Jadi, setiap hari dalam hitungan detik saya bisa tahu berapa penjualan yang belum terpenuhi, 10 besar produk yang jadi bestseller, siapa distributor terbaik, dan sebagainya. Lantaran pekerjaan bertambah banyak, tanggung jawab juga semakin besar. Kalau semua pekerjaan hanya kami kerjakan berdua, kami tak sanggup. Itu sebabnya, setahun belakangan, kami mengelola perusahaan ini bertiga dengan bergabungnya Nindin M. Moersid, adik saya, yang menjadi COO di perusahaan kami.

Nindin menangani bagian operasional, suami saya menjadi CEO yang mengurus manajemen dan keuangan, sedangkan saya mengurus Research & Development(R&D) dan produksi. Layaknya sebuah bisnis, ada masa panen dan ada masa sepi dalam setahun. Bagi Maika, menjelang Lebaran merupakan saat paling sepi. Mungkin karena saat itu orang lebih fokus untuk membeli baju dan perlengkapan Lebaran lainnya.

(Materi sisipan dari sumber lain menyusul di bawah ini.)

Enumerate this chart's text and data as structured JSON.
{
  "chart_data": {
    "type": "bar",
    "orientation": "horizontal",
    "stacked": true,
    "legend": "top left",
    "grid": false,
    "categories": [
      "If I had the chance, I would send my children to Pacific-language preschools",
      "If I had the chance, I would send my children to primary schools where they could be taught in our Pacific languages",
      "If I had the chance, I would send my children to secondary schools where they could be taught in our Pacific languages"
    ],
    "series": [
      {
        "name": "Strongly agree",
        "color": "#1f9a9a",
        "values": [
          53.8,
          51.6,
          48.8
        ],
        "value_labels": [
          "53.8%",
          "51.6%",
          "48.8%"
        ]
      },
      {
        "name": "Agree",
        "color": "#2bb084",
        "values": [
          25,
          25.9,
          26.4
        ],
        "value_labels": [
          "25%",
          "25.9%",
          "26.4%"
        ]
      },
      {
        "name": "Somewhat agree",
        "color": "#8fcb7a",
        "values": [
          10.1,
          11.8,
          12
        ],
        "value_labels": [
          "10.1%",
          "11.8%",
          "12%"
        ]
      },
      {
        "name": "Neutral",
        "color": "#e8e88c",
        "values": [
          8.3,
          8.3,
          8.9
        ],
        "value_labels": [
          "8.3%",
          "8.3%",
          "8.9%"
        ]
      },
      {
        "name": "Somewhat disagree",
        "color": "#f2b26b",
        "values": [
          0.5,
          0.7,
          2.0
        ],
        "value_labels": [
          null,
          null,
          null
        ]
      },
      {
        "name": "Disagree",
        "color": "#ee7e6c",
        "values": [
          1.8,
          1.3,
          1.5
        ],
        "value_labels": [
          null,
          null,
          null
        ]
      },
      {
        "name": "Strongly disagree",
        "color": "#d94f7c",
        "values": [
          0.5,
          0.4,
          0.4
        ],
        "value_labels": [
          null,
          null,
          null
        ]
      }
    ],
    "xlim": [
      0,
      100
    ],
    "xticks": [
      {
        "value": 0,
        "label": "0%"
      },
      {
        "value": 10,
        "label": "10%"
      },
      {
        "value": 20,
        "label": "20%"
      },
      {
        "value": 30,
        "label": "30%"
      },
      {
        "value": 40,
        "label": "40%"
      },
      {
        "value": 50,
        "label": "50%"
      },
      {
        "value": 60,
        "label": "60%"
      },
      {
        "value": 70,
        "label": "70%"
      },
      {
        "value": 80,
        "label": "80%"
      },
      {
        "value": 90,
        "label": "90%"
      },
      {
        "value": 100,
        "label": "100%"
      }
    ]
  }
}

Nah, menjelang anak masuk sekolah merupakan masa panen kami. Maika memang ditujukan bagi remaja mulai SMA, bahkan ibu-ibu muda. Ada juga produk yang kami sasarkan untuk usia di atas itu, tapi sifatnya hanya tambahan. Untuk kategori ini, kami membedakannya dari warna dan model tas.

Lalu, layaknya sebuah bisnis yang menjanjikan, muncul pula banyak kompetitor. Untuk wilayah Bandung dan Cimahi saja ada sekitar 20 merk. Ada yang hanya bisa bertahan 1-2 bulan, ada pula yang bisa bertahan lebih lama. Tak sedikit yang meniru produk kami. Tapi kami ikhlas desain kami dicontek orang lain. Rezeki kan, sudah diatur. Yang penting, merk kami tak dipakai karena Maika sudah dipatenkan.

Pernah kami mengirim surat somasi pada sebuah UKM di Jawa Timur yang memproduksi sandal dengan merk Maika. Akhirnya diganti.

Sebetulnya, tak banyak yang mampu meniru Maika. Sebab, proses pembuatannya agak rumit. Butuh kerja keras untuk itu. Belum lagi, kalau si pemilik bukan desainernya, sehingga mereka akan gonta-ganti desainer dan produk sulit berkembang. Nah, yang ditiru dari kami dan benar-benar menjadi pesaing adalah produk-produk seperti handphone organizer (HPO) atau kantong ponsel.

Apresiasi untuk Pelanggan

Waktu itu, permintaan pasar terhadap kami memang sangat tinggi sehingga kami kewalahan. Karena kami tak bisa cepat memenuhi, muncullah produk-produk itu dari kompetitor. Karena bordirnya dikerjakan lewat komputer, harga mereka bisa lebih murah. Kami anggap saja para kompetitor itu sebagai motivator bagi kami agar lebih kreatif mendesain produk. Sementara, untuk produk tas tidak terlalu banyak kompetitor.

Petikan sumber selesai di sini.